Lessons in Rejection

Rejection is hard, no matter who you are or what your career is like. (At SCBWI, Jane Yolen talked about how she still gets rejected.) It’s hard work, putting your writing out there and hearing that it’s not quite good enough. Writers usually have to develop thick skins, or else hide away all manuscripts in desk drawers. But Nancy at Out to Play has some great suggestions for coping with rejection. I especially like her Mike Wazowski approach!
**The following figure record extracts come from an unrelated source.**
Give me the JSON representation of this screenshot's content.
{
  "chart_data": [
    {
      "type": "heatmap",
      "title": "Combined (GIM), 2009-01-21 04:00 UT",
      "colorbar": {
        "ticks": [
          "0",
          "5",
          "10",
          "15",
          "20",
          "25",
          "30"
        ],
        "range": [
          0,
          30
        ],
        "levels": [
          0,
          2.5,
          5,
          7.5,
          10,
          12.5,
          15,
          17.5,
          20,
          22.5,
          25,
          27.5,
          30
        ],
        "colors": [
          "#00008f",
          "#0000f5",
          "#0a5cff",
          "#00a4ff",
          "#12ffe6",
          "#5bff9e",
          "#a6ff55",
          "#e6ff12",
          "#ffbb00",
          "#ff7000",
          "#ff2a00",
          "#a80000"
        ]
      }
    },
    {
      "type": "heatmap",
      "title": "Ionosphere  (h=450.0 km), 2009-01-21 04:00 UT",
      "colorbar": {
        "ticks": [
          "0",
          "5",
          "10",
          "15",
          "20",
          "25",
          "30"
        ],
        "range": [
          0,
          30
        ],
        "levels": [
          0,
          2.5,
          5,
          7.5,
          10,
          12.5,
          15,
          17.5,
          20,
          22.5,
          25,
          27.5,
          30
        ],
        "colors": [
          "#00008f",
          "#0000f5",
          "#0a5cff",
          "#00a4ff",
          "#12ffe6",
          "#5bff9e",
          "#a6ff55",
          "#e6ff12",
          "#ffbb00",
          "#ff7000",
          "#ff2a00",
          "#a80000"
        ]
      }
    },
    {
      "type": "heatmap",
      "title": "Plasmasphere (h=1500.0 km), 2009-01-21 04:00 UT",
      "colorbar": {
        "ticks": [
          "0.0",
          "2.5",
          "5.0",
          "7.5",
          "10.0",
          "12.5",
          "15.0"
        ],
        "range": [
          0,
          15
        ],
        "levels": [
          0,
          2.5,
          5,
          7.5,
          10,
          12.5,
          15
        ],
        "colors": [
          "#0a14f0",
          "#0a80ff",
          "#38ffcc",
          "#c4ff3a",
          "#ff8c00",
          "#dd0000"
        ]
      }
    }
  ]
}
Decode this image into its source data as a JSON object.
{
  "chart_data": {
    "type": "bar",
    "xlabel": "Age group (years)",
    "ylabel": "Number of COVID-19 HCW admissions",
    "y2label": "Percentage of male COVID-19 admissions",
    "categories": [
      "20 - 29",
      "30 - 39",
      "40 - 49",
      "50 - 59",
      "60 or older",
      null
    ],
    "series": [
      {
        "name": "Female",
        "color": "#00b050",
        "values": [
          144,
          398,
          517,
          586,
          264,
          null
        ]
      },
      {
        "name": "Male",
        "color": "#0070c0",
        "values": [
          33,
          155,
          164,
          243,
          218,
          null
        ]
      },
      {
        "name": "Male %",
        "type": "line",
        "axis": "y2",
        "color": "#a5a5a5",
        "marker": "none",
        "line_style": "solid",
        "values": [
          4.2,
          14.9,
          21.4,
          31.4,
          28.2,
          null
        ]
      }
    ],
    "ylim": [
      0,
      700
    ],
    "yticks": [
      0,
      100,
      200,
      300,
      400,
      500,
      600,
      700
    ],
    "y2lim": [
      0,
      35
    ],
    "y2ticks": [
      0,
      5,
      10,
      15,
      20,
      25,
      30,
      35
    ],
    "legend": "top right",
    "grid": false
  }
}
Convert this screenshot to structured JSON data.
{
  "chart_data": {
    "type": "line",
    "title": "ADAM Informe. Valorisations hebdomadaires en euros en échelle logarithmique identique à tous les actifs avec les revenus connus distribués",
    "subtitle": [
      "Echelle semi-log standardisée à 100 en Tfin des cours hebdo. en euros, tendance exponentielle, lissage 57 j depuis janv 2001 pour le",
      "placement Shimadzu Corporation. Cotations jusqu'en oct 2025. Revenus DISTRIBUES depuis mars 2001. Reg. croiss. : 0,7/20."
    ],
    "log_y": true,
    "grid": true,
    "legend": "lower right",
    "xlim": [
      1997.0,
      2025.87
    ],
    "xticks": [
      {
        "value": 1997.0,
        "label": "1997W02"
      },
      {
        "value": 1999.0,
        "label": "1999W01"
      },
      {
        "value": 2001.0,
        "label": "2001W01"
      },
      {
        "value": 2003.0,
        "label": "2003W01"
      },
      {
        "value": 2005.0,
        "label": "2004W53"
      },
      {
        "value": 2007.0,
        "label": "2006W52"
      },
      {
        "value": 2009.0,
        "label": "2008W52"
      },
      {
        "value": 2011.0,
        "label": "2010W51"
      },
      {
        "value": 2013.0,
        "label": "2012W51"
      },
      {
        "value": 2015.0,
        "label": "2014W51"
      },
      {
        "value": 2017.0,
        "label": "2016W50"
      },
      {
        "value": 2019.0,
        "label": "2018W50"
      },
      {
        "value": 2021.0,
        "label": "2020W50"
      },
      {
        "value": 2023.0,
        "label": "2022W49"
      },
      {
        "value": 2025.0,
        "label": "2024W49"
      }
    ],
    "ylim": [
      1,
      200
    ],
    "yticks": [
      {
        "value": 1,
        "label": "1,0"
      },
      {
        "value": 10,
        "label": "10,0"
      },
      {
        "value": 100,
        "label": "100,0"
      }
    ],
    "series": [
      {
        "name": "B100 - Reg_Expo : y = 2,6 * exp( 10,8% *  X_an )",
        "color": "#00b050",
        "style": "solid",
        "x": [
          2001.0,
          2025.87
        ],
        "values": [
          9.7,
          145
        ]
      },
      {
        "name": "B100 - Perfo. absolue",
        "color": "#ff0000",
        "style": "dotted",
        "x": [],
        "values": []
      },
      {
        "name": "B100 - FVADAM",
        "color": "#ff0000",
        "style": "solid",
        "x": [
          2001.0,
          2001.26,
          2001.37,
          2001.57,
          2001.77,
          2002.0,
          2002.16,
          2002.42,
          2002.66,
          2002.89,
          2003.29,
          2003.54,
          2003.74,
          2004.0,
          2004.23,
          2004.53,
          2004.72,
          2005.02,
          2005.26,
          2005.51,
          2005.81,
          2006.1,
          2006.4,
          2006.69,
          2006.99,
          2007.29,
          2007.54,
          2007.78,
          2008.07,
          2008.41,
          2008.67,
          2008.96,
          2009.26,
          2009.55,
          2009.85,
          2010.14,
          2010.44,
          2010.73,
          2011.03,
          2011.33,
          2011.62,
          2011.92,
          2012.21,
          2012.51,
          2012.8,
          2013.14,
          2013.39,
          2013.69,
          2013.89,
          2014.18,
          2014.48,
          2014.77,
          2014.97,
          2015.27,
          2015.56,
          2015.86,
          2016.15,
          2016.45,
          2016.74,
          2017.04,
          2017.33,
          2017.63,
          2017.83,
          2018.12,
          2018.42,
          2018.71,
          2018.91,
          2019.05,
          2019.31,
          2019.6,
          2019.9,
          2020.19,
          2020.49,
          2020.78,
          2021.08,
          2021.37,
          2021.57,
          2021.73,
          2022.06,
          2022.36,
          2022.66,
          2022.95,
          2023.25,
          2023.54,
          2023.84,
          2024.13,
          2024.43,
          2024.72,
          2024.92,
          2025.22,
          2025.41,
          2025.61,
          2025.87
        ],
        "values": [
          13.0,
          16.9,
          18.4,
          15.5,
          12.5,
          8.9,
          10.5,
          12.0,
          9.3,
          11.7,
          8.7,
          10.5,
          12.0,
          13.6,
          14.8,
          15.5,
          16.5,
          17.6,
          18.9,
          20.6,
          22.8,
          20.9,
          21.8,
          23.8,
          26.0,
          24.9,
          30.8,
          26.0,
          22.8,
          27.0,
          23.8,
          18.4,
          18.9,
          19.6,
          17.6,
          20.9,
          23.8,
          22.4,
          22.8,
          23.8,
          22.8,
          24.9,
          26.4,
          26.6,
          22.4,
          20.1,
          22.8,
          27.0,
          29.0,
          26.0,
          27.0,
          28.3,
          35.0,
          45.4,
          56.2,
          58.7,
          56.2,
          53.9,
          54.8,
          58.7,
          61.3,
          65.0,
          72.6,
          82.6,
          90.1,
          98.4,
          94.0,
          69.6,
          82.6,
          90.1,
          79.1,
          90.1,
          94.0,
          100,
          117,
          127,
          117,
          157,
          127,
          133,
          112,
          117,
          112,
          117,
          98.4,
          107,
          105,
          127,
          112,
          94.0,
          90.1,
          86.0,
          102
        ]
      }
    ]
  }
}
A couple of other tips I’d add:

  • Editors/agents get a ton of submissions. Their email inboxes are constantly overflowing. As a result, they have to be super picky about the work they represent. Rejection doesn’t mean your work is necessarily bad. It just means that this editor/agent didn’t feel the right connection with it. When I was working on lit journals in college and grad school, most of the submissions we got were perfectly fine. But we only have the space to print a handful, and we had to make cuts somewhere. But that also means that if someone selects your work, they absolutely love it and will treat it with major enthusiasm.
  • It may seem like your fellow writers are never rejected, but that’s not true. For the most part, people don’t tend to talk about their failures like they do their successes. Remember that everyone gets rejected, and maybe broach the subject with some close writer friends.
  • It’s not rejection; it’s a learning tool. If you can figure out what went wrong, maybe you can make your story sharper and better than ever for the next time around. That way, it’s another step on the road to being an even more awesome writer.
  • When you do get good news, think about those former rejections and how they led you to where you are now. It’s all a process.

What are your tips for handling rejections?